Heart Progenitors in Cardiovascular Development and Disease: Cardiac Progenitors Transatlantic Alliance (CAPTAA)

European Coordinator:
  • Ketty SCHWARTZ, Groupe Hospitalier Pitié-Salpêtrière, INSERM U582, Paris († 26/12/2007) / Philippe MENASCHE, Hôpital Européen G. Pompidou, INSERM U633, Paris (France)
North American Coordinator:
  • Kenneth R. CHIEN, University of California at San Diego (USA)
Members:
  • Lucie CARRIER, Hospital Hamburg-Eppendorf (Germany)
  • Thomas ESCHENHAGEN, Hospital Hamburg-Eppendorf (Germany)
  • Sylvia EVANS, University of California at San Diego (USA)
  • Wayne GILES, University of California at San Diego (USA)
  • Doug MELTON, Harvard University (USA)
  • John ROSS, University of California at San Diego (USA)
  • Gisèle BONNE, Groupe Hospitalier Pitié-Salpêtrière, INSERM U582, Paris (France)
  • Marc FISZMAN, Groupe Hospitalier Pitié-Salpêtrière, INSERM U582, Paris (France)
  • Fred GAGE, The Salk Institute, La Jolla, California (USA)
  • Peter GRUBER, Children’s Hospital, Philadelphia (USA)
  • Alain Albert HAGEGE, Hôpital Européen G. Pompidou, Paris (France)
  • Richard ISNARD, Groupe Hospitalier Pitié-Salpêtrière, Paris (France)
  • Kirk KNOWLTON,University of California at San Diego (USA)
  • Karl LAUGWITZ, University of California at San Diego (USA)
  • Jean-Pierre MAROLLEAU, Hôpital St Louis, Paris (France)
  • Alessandra MORETTI, University of California at San Diego (USA)
  • Patricia THISTLETHWAITE, University of California at San Diego (USA)
  • Eric VILLARD, INSERM U621, Paris (France)
  • Jean-Thomas VILQUIN, Groupe Hospitalier Pitié-Salpêtrière, INSERM U582, Paris (France)
  • Inder VERMA, The Salk Institute, La Jolla, California (USA)
  • Volfram-H. ZIMMERMAN, Hospital Hamburg-Eppendorf (Germany)

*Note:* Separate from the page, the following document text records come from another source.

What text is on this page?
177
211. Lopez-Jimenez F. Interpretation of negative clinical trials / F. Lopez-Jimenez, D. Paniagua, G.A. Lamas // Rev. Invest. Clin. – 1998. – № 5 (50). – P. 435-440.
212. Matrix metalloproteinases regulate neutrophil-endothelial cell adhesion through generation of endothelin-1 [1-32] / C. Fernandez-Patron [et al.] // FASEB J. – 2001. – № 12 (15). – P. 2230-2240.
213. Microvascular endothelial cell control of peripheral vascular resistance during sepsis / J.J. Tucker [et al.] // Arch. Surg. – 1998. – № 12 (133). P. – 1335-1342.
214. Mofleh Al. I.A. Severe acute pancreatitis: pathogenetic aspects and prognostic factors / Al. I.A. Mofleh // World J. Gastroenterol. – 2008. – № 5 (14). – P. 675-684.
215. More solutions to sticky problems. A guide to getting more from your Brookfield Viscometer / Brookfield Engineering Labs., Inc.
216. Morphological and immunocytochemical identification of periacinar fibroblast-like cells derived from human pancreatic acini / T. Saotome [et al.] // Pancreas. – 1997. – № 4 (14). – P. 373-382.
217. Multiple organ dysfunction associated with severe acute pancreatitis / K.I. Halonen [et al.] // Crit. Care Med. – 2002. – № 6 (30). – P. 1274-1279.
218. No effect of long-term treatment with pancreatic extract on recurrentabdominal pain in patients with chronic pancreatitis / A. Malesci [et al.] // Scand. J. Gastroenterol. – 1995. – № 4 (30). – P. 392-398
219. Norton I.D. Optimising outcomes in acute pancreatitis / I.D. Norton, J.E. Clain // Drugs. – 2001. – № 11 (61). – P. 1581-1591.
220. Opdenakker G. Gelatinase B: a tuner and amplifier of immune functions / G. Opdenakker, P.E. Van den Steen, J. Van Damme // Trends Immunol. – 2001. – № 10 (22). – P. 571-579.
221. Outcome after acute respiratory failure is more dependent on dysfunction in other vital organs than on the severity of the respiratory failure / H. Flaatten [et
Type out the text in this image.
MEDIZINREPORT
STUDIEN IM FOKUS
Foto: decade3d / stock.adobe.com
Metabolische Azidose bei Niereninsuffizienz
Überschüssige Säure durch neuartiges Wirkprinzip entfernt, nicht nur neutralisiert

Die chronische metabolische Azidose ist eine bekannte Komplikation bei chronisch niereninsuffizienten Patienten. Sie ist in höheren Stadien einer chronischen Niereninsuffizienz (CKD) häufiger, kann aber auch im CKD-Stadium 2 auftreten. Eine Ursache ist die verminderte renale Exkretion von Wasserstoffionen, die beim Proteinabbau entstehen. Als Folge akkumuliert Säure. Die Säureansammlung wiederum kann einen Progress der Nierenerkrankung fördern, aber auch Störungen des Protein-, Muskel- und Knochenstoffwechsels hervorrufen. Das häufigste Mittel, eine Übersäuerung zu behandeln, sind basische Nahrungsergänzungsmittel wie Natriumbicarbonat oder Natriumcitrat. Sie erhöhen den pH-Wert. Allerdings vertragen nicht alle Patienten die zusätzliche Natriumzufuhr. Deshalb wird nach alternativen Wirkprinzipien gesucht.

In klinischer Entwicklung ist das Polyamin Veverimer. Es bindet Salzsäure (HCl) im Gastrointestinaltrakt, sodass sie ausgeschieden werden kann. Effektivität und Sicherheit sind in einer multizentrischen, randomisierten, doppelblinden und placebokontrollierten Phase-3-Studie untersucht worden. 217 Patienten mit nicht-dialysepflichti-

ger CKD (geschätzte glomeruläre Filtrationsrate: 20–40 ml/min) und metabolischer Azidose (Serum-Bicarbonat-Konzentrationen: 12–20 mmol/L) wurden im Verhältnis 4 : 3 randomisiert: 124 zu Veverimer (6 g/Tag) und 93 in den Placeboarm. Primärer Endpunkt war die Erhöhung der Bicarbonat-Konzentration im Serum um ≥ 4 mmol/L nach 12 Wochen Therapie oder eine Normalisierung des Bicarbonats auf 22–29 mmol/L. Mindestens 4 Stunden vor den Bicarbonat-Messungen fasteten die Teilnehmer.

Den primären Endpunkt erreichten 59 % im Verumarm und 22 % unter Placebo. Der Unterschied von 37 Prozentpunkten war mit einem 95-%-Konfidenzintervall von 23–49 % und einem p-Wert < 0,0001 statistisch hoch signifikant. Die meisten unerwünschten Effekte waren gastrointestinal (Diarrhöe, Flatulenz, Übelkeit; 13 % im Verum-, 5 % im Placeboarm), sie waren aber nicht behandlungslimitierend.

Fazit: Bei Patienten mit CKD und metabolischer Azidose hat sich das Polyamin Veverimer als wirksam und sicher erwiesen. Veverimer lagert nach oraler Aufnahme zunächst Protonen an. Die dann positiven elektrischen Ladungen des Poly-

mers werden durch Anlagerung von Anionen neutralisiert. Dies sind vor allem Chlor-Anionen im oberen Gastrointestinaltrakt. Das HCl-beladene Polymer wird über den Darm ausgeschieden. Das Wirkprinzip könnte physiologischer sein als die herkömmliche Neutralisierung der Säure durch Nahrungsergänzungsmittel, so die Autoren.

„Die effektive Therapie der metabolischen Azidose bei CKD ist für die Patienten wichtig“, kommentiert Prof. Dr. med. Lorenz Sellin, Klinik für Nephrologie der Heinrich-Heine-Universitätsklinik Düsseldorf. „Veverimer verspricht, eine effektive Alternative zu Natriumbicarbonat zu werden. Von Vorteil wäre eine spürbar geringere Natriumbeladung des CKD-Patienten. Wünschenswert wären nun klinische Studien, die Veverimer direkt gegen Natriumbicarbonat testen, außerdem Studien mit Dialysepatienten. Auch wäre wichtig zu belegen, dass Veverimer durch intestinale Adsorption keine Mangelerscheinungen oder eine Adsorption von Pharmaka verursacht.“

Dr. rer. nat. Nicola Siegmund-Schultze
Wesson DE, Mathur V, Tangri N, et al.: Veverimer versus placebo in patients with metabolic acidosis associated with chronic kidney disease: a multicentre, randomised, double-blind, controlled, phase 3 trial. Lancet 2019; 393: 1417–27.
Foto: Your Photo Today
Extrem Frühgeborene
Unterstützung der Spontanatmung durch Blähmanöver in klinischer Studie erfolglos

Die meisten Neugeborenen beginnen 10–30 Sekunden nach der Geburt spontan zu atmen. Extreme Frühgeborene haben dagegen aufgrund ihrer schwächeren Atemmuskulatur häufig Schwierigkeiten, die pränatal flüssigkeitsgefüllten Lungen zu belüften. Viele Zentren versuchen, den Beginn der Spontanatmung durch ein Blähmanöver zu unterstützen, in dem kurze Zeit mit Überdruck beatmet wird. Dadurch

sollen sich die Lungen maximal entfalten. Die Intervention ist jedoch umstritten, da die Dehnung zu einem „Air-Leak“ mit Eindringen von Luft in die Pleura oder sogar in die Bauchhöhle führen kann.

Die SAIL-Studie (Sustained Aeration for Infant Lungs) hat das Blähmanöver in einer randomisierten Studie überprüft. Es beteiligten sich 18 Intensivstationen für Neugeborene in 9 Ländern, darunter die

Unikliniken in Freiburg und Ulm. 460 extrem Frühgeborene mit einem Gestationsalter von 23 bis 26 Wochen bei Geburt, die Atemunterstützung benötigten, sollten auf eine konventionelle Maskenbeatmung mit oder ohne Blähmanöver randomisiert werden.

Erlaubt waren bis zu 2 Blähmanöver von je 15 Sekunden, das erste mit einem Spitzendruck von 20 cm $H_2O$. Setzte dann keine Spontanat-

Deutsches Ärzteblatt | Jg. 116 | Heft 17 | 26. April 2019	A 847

Heart failure, resulting from an injury such as a heart attack or from other kinds of heart disease, remains a significant source of death and disability. The disease process is often inexorable, with limited treatment options. An exciting possibility for treatment centers on the possibility of replacing damaged or dead heart cells with new cells. This network investigates the possibility of using cardiac progenitor cells to treat heart failure. Several different progenitor cells are being studied, including those derived from embryonic stem cells, adult skeletal muscle (myoblasts) and adult fat adipose) tissue. Evaluating these cells for their therapeutic potential also leads to insight about normal cardiac development as well as the abnormalities that cause disease. Because the technique used to deliver cells may be as important to the success of the therapy as the type of cells, the network is also exploring different strategies of cell administration, such as combinations of different cell types, applying sheets of cells instead of individual cell injections, and engineered tissues. The major work of this network centers on:

  1. Understanding the biology of mouse and human cardioblasts
  2. Exploring the potential of cardioblast therapy for heart failure after myocardial infarction
  3. Engineering heart tissue from cardioblasts
  4. Determining the role of cardioblasts in human hypertrophic and dilated cardiomyopathies, congenital heart disease, conduction system disease and in the cardiomyopathies associated with neuromuscular disease.